Starting with: My family never had a car when I was growing up in Ireland. I never got the chance to learn.
Then: I can’t afford a car – why bother learning?
Later: I live in London – I just use public transport.
Finally: I live in Manhattan; nobody needs a car in the city.
And the always reliable: I’m a drunk. I’ll kill someone if I start driving.
All that lame rationale went down the drain when we bought the country house in Ancramdale – a 120-mile hike from New York city. Stacey lost patience with my uselessness. She had done all our driving for a decade.
Stacey gave me my first couple of lessons upstate. This was not the greatest idea we ever shared. That initial approach ended when I crashed the passenger side of our little red Mitsubishi Lancer into a gas pump, in a filling station just outside Red Hook.
“Jesus Christ,” Stacey said.
“Fuck Me,” I said.
We jumped out, switched passenger to driver, and did a Bonnie & Clyde out of there. We drove sheepishly back past the gas station half an hour later to ensure the place was not burning and there were no cop cars. It was not in flames. I was not arrested.
That accident cost me $3k. Our first car, my first repair bill, not my last
My punishment was swift. Wifey signed me up for ten professional driving lessons in Manhattan. I was to have my trial by fire in New York City. For my first lesson I was picked up by a south American lad, with meagre English, in a brown coupe with the passenger side mangled.
“What happened? I asked.
“Was hit by bus. 14th street,” he responded. “Very bad. Not my fault. Bus no good.”
This was all very ominous as the instructor had just picked me up on the very same 14th street, right by our apartment. There were a lot of buses around. I didn’t feel confident about this endeavor.
The first lesson I learned that day was to never display a learner sign in Manhattan. I was honked at, fingered at, cut off, tortured by yellow cabs. My big L was a beacon for traffic abuse.
But, I earned my driving stripes the hard way, navigating the big smoke. I got my first license a few weeks later, on August 16th, my actual 43rd birthday. The driving school had me drive out to a desolate neighborhood in Staten Island for my test. It’s the easiest place to pass in the State. Figures.
I have had a litany of accidents since originally crashing into that gas pump. I’ve taken out several smaller animals and one large one. I ripped the bumper off my Volvo convertible reversing out my garage door.
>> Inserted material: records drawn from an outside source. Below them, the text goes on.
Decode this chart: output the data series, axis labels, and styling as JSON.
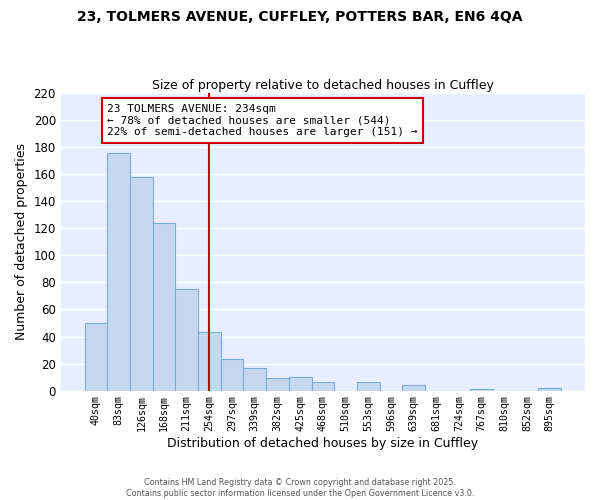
{
  "title1": "23, TOLMERS AVENUE, CUFFLEY, POTTERS BAR, EN6 4QA",
  "title2": "Size of property relative to detached houses in Cuffley",
  "xlabel": "Distribution of detached houses by size in Cuffley",
  "ylabel": "Number of detached properties",
  "bar_labels": [
    "40sqm",
    "83sqm",
    "126sqm",
    "168sqm",
    "211sqm",
    "254sqm",
    "297sqm",
    "339sqm",
    "382sqm",
    "425sqm",
    "468sqm",
    "510sqm",
    "553sqm",
    "596sqm",
    "639sqm",
    "681sqm",
    "724sqm",
    "767sqm",
    "810sqm",
    "852sqm",
    "895sqm"
  ],
  "bar_values": [
    50,
    176,
    158,
    124,
    75,
    43,
    23,
    17,
    9,
    10,
    6,
    0,
    6,
    0,
    4,
    0,
    0,
    1,
    0,
    0,
    2
  ],
  "bar_color": "#c5d8f0",
  "bar_edge_color": "#7aadd4",
  "vline_x": 5.0,
  "vline_color": "#cc0000",
  "ylim": [
    0,
    220
  ],
  "yticks": [
    0,
    20,
    40,
    60,
    80,
    100,
    120,
    140,
    160,
    180,
    200,
    220
  ],
  "annotation_title": "23 TOLMERS AVENUE: 234sqm",
  "annotation_line1": "← 78% of detached houses are smaller (544)",
  "annotation_line2": "22% of semi-detached houses are larger (151) →",
  "annotation_box_color": "white",
  "annotation_box_edge": "#cc0000",
  "footer1": "Contains HM Land Registry data © Crown copyright and database right 2025.",
  "footer2": "Contains public sector information licensed under the Open Government Licence v3.0.",
  "plot_bg_color": "#e8eeff",
  "fig_bg_color": "#ffffff",
  "grid_color": "#ffffff"
}
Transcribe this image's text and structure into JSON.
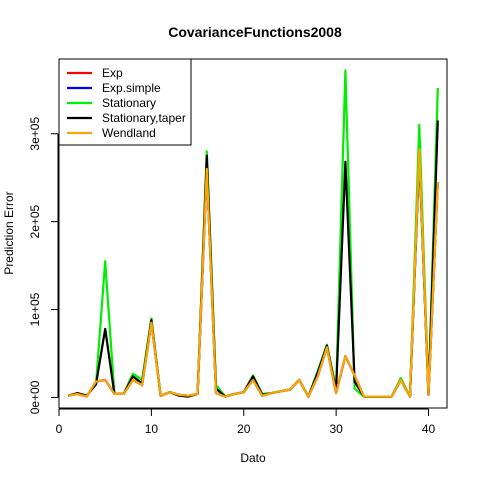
{
  "chart_data": {
    "type": "line",
    "title": "CovarianceFunctions2008",
    "xlabel": "Dato",
    "ylabel": "Prediction Error",
    "xlim": [
      0,
      42
    ],
    "ylim": [
      -12000,
      385000
    ],
    "x_ticks": [
      0,
      10,
      20,
      30,
      40
    ],
    "y_ticks": [
      0,
      100000,
      200000,
      300000
    ],
    "y_tick_labels": [
      "0e+00",
      "1e+05",
      "2e+05",
      "3e+05"
    ],
    "legend_position": "top-left",
    "x": [
      1,
      2,
      3,
      4,
      5,
      6,
      7,
      8,
      9,
      10,
      11,
      12,
      13,
      14,
      15,
      16,
      17,
      18,
      19,
      20,
      21,
      22,
      23,
      24,
      25,
      26,
      27,
      28,
      29,
      30,
      31,
      32,
      33,
      34,
      35,
      36,
      37,
      38,
      39,
      40,
      41
    ],
    "series": [
      {
        "name": "Exp",
        "color": "#ff0000",
        "values": [
          2000,
          4000,
          1000,
          18000,
          20000,
          4000,
          4000,
          20000,
          14000,
          85000,
          2000,
          6000,
          3000,
          2000,
          4000,
          260000,
          5000,
          1000,
          4000,
          6000,
          20000,
          2000,
          5000,
          7000,
          9000,
          20000,
          1000,
          24000,
          57000,
          5000,
          47000,
          25000,
          1000,
          1000,
          1000,
          1000,
          20000,
          1000,
          282000,
          3000,
          245000
        ]
      },
      {
        "name": "Exp.simple",
        "color": "#0000ff",
        "values": [
          2000,
          4000,
          1000,
          18000,
          20000,
          4000,
          4000,
          20000,
          14000,
          85000,
          2000,
          6000,
          3000,
          2000,
          4000,
          260000,
          5000,
          1000,
          4000,
          6000,
          20000,
          2000,
          5000,
          7000,
          9000,
          20000,
          1000,
          24000,
          57000,
          5000,
          47000,
          25000,
          1000,
          1000,
          1000,
          1000,
          20000,
          1000,
          282000,
          3000,
          245000
        ]
      },
      {
        "name": "Stationary",
        "color": "#00ee00",
        "values": [
          2000,
          4000,
          2000,
          15000,
          155000,
          4000,
          4000,
          27000,
          20000,
          90000,
          2000,
          6000,
          3000,
          2000,
          4000,
          280000,
          14000,
          1000,
          4000,
          6000,
          25000,
          4000,
          5000,
          7000,
          9000,
          20000,
          1000,
          30000,
          60000,
          10000,
          372000,
          10000,
          1000,
          1000,
          1000,
          1000,
          22000,
          1000,
          310000,
          3000,
          352000
        ]
      },
      {
        "name": "Stationary,taper",
        "color": "#000000",
        "values": [
          2000,
          5000,
          2000,
          15000,
          78000,
          4000,
          4000,
          24000,
          16000,
          88000,
          2000,
          6000,
          2000,
          1000,
          4000,
          275000,
          10000,
          1000,
          4000,
          6000,
          24000,
          3000,
          5000,
          7000,
          9000,
          20000,
          1000,
          28000,
          59000,
          8000,
          268000,
          18000,
          1000,
          1000,
          1000,
          1000,
          20000,
          1000,
          275000,
          3000,
          315000
        ]
      },
      {
        "name": "Wendland",
        "color": "#ffa500",
        "values": [
          2000,
          4000,
          1000,
          18000,
          20000,
          4000,
          4000,
          20000,
          14000,
          85000,
          2000,
          6000,
          3000,
          2000,
          4000,
          260000,
          5000,
          1000,
          4000,
          6000,
          20000,
          2000,
          5000,
          7000,
          9000,
          20000,
          1000,
          24000,
          57000,
          5000,
          47000,
          25000,
          1000,
          1000,
          1000,
          1000,
          20000,
          1000,
          282000,
          3000,
          245000
        ]
      }
    ]
  }
}
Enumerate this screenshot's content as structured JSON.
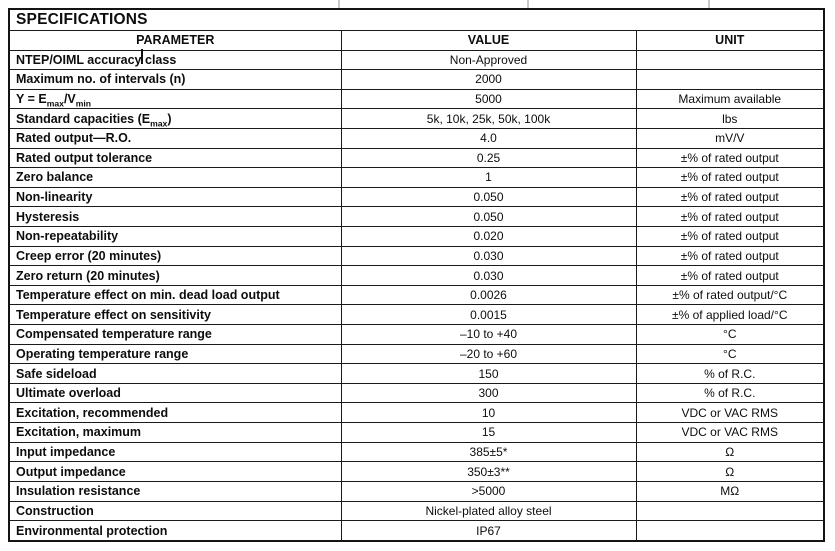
{
  "title": "SPECIFICATIONS",
  "columns": [
    "PARAMETER",
    "VALUE",
    "UNIT"
  ],
  "rows": [
    {
      "parameter": "NTEP/OIML accuracy class",
      "value": "Non-Approved",
      "unit": ""
    },
    {
      "parameter": "Maximum no. of intervals (n)",
      "value": "2000",
      "unit": ""
    },
    {
      "parameter": "Y = E{max}/V{min}",
      "value": "5000",
      "unit": "Maximum available"
    },
    {
      "parameter": "Standard capacities (E{max})",
      "value": "5k, 10k, 25k, 50k, 100k",
      "unit": "lbs"
    },
    {
      "parameter": "Rated output—R.O.",
      "value": "4.0",
      "unit": "mV/V"
    },
    {
      "parameter": "Rated output tolerance",
      "value": "0.25",
      "unit": "±% of rated output"
    },
    {
      "parameter": "Zero balance",
      "value": "1",
      "unit": "±% of rated output"
    },
    {
      "parameter": "Non-linearity",
      "value": "0.050",
      "unit": "±% of rated output"
    },
    {
      "parameter": "Hysteresis",
      "value": "0.050",
      "unit": "±% of rated output"
    },
    {
      "parameter": "Non-repeatability",
      "value": "0.020",
      "unit": "±% of rated output"
    },
    {
      "parameter": "Creep error (20 minutes)",
      "value": "0.030",
      "unit": "±% of rated output"
    },
    {
      "parameter": "Zero return (20 minutes)",
      "value": "0.030",
      "unit": "±% of rated output"
    },
    {
      "parameter": "Temperature effect on min. dead load output",
      "value": "0.0026",
      "unit": "±% of rated output/°C"
    },
    {
      "parameter": "Temperature effect on sensitivity",
      "value": "0.0015",
      "unit": "±% of applied load/°C"
    },
    {
      "parameter": "Compensated temperature range",
      "value": "–10 to +40",
      "unit": "°C"
    },
    {
      "parameter": "Operating temperature range",
      "value": "–20 to +60",
      "unit": "°C"
    },
    {
      "parameter": "Safe sideload",
      "value": "150",
      "unit": "% of R.C."
    },
    {
      "parameter": "Ultimate overload",
      "value": "300",
      "unit": "% of R.C."
    },
    {
      "parameter": "Excitation, recommended",
      "value": "10",
      "unit": "VDC or VAC RMS"
    },
    {
      "parameter": "Excitation, maximum",
      "value": "15",
      "unit": "VDC or VAC RMS"
    },
    {
      "parameter": "Input impedance",
      "value": "385±5*",
      "unit": "Ω"
    },
    {
      "parameter": "Output impedance",
      "value": "350±3**",
      "unit": "Ω"
    },
    {
      "parameter": "Insulation resistance",
      "value": ">5000",
      "unit": "MΩ"
    },
    {
      "parameter": "Construction",
      "value": "Nickel-plated alloy steel",
      "unit": ""
    },
    {
      "parameter": "Environmental protection",
      "value": "IP67",
      "unit": ""
    }
  ]
}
I ran over my BBQ grill in my driveway – it came speeding out of nowhere. I have also crashed into Stacey’s Escalade in our front yard.
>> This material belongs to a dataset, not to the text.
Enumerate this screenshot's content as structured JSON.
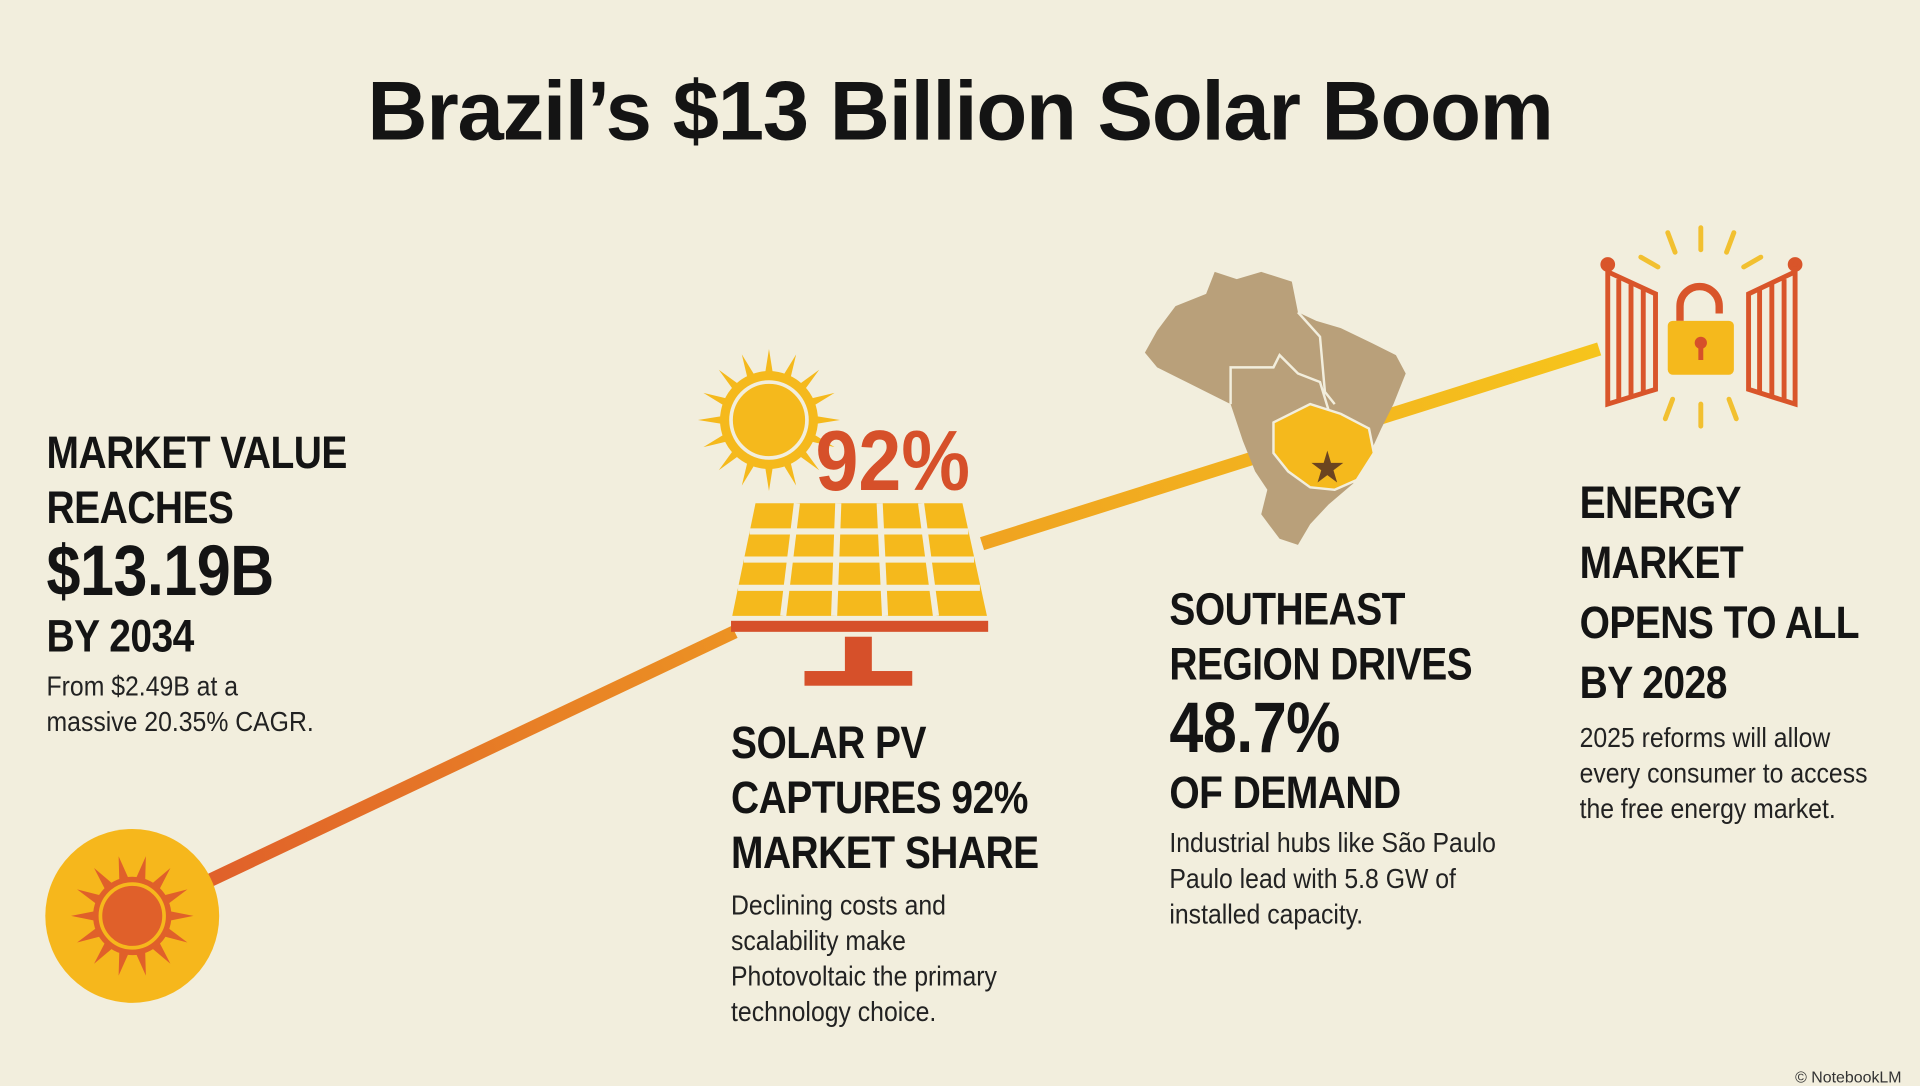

When I hit the deer in my Infiniti convertible, here on Route 82, I had the hood down. A mess of legs and antlers flew over my head. That dozy doe died in the ditch. My blood and fur front covered grill looked like a poster for CSI Ancramdale. It was around then Ms. Geary advised me to lose the mid-life crises. From then on my cars had solid roofs.
Anyway, these days I still feel like a teen with his first license. It’s part of the reason I drove 11,000 miles across the country in 2018. The origin of this blog.
All this was my long and winding road to tonight’s recommendations.
In Drive, Ryan Gosling, all kinds of cool, plays a highly skilled Hollywood stuntman who moonlights as a getaway driver. He is icy, distant and dedicated to his craft. But as in all Noir, he falls hard for a dame and as we know, no good deed goes unpunished. This is a tightly wound ride with bursts of extreme violence. And I mean extreme. Dig that pulsing Tick of The Clock score opening scene. It was my movie of the year in 2011.
When I decided to take my cross-country sabbatical in 2018, my friend Zac recommended the non-fiction book Blue Highways (1982). The first-time author, William Least Heat-Moon, lost his job and his wife, took the few dollars he had and drove the back roads of the USA for months in his van. This meandering tale is warm and life affirming. A remarkably beautiful first time work. If your feeling a little housebound this might give you wheels.
My friends Kieran and Ken both started their recommendations for the F1: Drive to Survive (Netflix) the same way.
“I have no interest in Formula One. I don’t know anything about the sport. I’ve never watched a Formula One race but….”
But…. F1: Drive to Survive it is a totally absorbing documentary series. I have watched the first of two seasons and it is dramatic, riveting and exciting. The race footage is intense and remarkable; the in car cameras put you front and center of the action. You will get caught up in the characters fight for position and their back stories. The first season follows the 2018 F1 season across the globe. The 10 episodes are each short, hovering around 30 minutes. The bigger your screen and louder your speakers the better.
My niece Aisling turned 16 today. She is back home in Headford, Co. Galway. Aisling is the best. She is an excellent athlete and an ace student. Aisling made the Under 16 County Team this year. We are all very proud of her.
Aisling knows the way to Uncle Karl’s heart. She laughs at my jokes. Happy Birthday Aisling!